Three individuals were reportedly forcibly disappeared by Pakistani forces in Kech and Panjgur districts of Balochistan, while family members of another missing youth staged a sit-in and blocked the CPEC highway in Kech on Monday. The missing men were identified as Nadeem, son of Hasil Khan; Muhammad Taj, son of Taj Muhammad; and Sulaiman, son of Amanullah.
According to sources, Nadeem was detained during a late-night house raid in the Tump Malikabad area of Kech district and has been missing since. Muhammad Taj was detained on March 17 from the Sahpuk area of Kech district, sources said, while Sulaiman was taken into custody from the Khudabadan area of Panjgur. Both have remained missing since their detention, according to The Balochistan Post.
In another similar incident, a woman from Balochistan’s Awaran district forcibly disappeared from her home in Karachi on April 16, reports said. The name of the woman was given as Haseena Baloch, a housewife.
Meanwhile, in Kech district, family members staged a sit-in protest and blocked the CPEC highway against the enforced disappearance of a young man. Abdeen, a 25-year-old farmer and resident of Balghatar, was allegedly detained from Keelkor Road at around 7:00pm on April 19 and has since remained missing, according to his family.

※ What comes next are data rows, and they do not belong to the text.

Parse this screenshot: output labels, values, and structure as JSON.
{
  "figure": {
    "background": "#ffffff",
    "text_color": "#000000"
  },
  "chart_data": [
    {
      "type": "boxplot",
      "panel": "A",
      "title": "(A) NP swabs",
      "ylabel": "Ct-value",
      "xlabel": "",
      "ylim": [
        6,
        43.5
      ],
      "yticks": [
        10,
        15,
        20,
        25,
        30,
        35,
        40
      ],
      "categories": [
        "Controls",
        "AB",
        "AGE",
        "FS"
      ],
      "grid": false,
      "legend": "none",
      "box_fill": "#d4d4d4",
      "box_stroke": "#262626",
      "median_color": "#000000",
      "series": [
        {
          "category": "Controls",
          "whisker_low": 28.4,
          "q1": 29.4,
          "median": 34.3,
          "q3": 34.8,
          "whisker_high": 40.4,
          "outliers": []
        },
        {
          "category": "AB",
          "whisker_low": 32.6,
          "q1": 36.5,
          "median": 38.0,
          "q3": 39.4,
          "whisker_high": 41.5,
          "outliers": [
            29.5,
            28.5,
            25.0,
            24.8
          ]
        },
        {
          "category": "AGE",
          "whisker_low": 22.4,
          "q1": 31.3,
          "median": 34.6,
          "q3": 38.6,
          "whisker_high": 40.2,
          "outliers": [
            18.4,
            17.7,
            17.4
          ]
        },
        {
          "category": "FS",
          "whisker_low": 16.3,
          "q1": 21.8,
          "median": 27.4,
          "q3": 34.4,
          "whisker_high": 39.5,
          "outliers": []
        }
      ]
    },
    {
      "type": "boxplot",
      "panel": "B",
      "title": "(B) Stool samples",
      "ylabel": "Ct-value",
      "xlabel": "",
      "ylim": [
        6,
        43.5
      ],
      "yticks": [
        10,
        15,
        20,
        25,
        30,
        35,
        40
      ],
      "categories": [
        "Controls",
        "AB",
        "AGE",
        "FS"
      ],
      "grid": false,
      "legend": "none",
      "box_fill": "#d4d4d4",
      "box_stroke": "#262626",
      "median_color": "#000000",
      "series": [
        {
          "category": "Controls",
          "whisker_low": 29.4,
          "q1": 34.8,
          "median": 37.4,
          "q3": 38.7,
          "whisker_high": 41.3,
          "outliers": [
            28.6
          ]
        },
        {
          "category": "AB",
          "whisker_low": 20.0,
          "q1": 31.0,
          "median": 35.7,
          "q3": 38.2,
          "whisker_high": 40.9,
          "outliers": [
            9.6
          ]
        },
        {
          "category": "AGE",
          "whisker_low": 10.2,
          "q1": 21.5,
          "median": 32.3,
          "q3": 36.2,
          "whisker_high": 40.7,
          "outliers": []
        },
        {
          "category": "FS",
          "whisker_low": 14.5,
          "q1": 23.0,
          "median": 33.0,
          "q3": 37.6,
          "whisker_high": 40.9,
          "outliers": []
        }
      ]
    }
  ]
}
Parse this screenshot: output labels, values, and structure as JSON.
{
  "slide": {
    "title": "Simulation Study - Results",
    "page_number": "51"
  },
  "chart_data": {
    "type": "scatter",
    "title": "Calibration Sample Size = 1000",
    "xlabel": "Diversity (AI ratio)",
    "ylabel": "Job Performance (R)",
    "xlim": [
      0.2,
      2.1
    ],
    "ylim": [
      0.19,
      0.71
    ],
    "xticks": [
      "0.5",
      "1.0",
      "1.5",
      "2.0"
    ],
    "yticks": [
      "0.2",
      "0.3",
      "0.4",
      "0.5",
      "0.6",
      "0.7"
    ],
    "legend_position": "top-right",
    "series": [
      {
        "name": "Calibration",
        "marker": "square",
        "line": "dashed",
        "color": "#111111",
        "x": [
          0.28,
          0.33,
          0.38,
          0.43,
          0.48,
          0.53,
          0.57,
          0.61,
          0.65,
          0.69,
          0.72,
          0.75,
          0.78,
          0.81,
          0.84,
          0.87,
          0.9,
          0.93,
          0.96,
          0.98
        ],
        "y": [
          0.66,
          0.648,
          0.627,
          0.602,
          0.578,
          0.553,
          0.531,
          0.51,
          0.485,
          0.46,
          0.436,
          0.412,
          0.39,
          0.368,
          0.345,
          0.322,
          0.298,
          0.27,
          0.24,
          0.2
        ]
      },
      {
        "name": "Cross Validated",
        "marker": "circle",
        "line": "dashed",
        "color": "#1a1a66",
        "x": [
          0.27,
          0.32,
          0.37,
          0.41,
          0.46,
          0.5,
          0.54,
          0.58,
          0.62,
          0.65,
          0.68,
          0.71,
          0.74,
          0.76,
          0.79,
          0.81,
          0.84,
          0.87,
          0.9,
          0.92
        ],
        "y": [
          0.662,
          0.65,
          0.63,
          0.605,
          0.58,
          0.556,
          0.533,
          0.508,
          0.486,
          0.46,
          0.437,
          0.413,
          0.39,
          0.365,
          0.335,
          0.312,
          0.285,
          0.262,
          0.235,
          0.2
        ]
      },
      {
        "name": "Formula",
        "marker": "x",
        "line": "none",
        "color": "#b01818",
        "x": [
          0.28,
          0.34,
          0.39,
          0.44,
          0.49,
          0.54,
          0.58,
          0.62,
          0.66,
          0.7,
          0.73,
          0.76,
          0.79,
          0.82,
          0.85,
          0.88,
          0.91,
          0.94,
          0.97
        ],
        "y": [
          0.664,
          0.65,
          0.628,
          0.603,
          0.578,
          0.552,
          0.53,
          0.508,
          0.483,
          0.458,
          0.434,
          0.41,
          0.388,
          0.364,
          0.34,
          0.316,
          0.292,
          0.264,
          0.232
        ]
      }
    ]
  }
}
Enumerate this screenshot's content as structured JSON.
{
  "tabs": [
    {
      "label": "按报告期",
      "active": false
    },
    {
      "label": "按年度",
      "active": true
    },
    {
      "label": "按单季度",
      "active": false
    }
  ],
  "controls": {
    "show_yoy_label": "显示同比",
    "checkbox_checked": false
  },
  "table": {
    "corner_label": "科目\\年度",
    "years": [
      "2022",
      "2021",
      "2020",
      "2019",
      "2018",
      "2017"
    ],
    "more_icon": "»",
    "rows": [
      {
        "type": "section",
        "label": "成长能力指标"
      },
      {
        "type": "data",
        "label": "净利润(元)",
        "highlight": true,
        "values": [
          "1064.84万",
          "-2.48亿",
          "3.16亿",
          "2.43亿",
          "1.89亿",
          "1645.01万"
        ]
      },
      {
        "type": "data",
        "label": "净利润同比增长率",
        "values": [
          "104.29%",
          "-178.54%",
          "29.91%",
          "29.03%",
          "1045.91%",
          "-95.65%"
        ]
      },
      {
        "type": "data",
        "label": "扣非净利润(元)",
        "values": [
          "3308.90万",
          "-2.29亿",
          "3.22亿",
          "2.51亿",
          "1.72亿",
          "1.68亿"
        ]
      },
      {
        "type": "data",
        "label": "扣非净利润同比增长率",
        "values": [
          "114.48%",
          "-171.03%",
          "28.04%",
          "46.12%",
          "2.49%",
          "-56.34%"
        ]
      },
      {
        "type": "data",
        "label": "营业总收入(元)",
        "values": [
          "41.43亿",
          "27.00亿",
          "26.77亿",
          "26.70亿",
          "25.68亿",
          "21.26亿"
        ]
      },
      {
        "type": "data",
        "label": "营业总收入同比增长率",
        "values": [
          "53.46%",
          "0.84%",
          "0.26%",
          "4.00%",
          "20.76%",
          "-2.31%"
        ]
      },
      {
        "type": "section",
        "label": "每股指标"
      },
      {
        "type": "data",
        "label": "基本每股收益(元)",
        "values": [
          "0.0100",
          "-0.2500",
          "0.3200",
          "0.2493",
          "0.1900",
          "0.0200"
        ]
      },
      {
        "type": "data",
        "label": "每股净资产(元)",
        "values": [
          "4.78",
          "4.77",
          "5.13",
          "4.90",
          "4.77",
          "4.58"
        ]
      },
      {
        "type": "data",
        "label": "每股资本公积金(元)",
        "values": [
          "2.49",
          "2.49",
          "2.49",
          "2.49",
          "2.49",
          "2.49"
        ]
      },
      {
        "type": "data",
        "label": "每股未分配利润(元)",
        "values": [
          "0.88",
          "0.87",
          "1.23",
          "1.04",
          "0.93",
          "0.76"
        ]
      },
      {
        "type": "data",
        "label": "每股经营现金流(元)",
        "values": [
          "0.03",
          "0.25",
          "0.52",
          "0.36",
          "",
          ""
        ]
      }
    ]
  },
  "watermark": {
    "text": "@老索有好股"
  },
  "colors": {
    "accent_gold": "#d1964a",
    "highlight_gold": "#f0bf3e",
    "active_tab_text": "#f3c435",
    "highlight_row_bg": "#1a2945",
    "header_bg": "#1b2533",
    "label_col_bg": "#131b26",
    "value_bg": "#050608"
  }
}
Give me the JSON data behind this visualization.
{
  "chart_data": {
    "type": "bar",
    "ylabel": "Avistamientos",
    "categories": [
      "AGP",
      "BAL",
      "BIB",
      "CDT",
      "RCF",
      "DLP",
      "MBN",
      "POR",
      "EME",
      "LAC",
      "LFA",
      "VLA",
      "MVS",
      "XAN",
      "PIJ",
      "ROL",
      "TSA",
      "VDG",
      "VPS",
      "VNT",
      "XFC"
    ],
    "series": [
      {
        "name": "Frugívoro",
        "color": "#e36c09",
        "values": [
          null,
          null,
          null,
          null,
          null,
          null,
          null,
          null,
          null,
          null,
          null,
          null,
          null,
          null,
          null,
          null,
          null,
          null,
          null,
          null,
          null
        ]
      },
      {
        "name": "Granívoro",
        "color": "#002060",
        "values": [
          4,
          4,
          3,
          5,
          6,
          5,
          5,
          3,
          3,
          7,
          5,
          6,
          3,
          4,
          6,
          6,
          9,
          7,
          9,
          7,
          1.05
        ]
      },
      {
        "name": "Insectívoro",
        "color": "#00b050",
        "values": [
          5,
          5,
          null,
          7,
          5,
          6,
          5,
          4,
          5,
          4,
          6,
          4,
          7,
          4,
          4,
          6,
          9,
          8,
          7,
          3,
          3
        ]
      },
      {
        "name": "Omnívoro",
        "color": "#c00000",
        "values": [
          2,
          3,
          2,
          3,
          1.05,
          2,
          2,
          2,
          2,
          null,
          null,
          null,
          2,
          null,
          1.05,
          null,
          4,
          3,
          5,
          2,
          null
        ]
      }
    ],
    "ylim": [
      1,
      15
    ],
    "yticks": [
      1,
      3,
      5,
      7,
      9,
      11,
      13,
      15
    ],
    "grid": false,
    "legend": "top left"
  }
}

The family and local residents blocked the highway at Balghatar, suspending traffic in the area. They said they were facing severe mental distress and called on authorities to take immediate steps for Abdeen’s recovery. Traffic flow remained disrupted due to the protest.
Meanwhile, a woman from Balochistan’s Awaran district forcibly disappeared from her home in Karachi on April 16, Dr Sabiha Baloch, a leader of the Baloch Yakjehti Committee (BYC), said.
She said Haseena Baloch, a housewife and mother, was taken from her residence in Karachi’s Naval area during the night, and that her family has received no information about her whereabouts since then. Dr Sabiha said the case reflected what she described as an increasingly “systematic pattern,” adding that the enforced disappearance of Baloch women was “no longer an anomaly” but had become “deliberate policy”.
“Enforced disappearances constitute crimes against humanity under customary international law,” she wrote, adding that any statement obtained during secret, incommunicado detention carried “zero legal weight” and amounted to “coercion, not evidence”.
She cited international legal protections and Pakistan’s Constitution as prohibiting such practices, and alleged that despite these safeguards, authorities had responded not with accountability but with what she described as “coordinated propaganda campaigns” targeting activists and human rights defenders.
“No smear campaign will silence us. We will continue documenting. We will continue speaking truth to power,” she wrote, demanding the “immediate and unconditional release” of Haseena Baloch.
Baloch Women Forum
The Baloch Women Forum (BWF) expressed “grave concern” over the case, saying Haseena Baloch was “forcibly disappeared by Pakistani forces” on April 16. The group said her family has received no information regarding her whereabouts, adding that the absence of due process and transparency raised serious legal and humanitarian concerns.
It said cases involving women reflected what it described as a “dangerous escalation,” warning that such incidents formed part of an increasingly visible pattern of targeting women in enforced disappearance cases. “These actions … leave families in prolonged anguish, forced to endure silence, uncertainty and psychological suffering in the absence of accountability or justice,” the statement said.
The BWF called for the immediate disclosure of Haseena Baloch’s whereabouts and urged authorities to ensure that no individual, particularly women, are subjected to actions outside legal frameworks.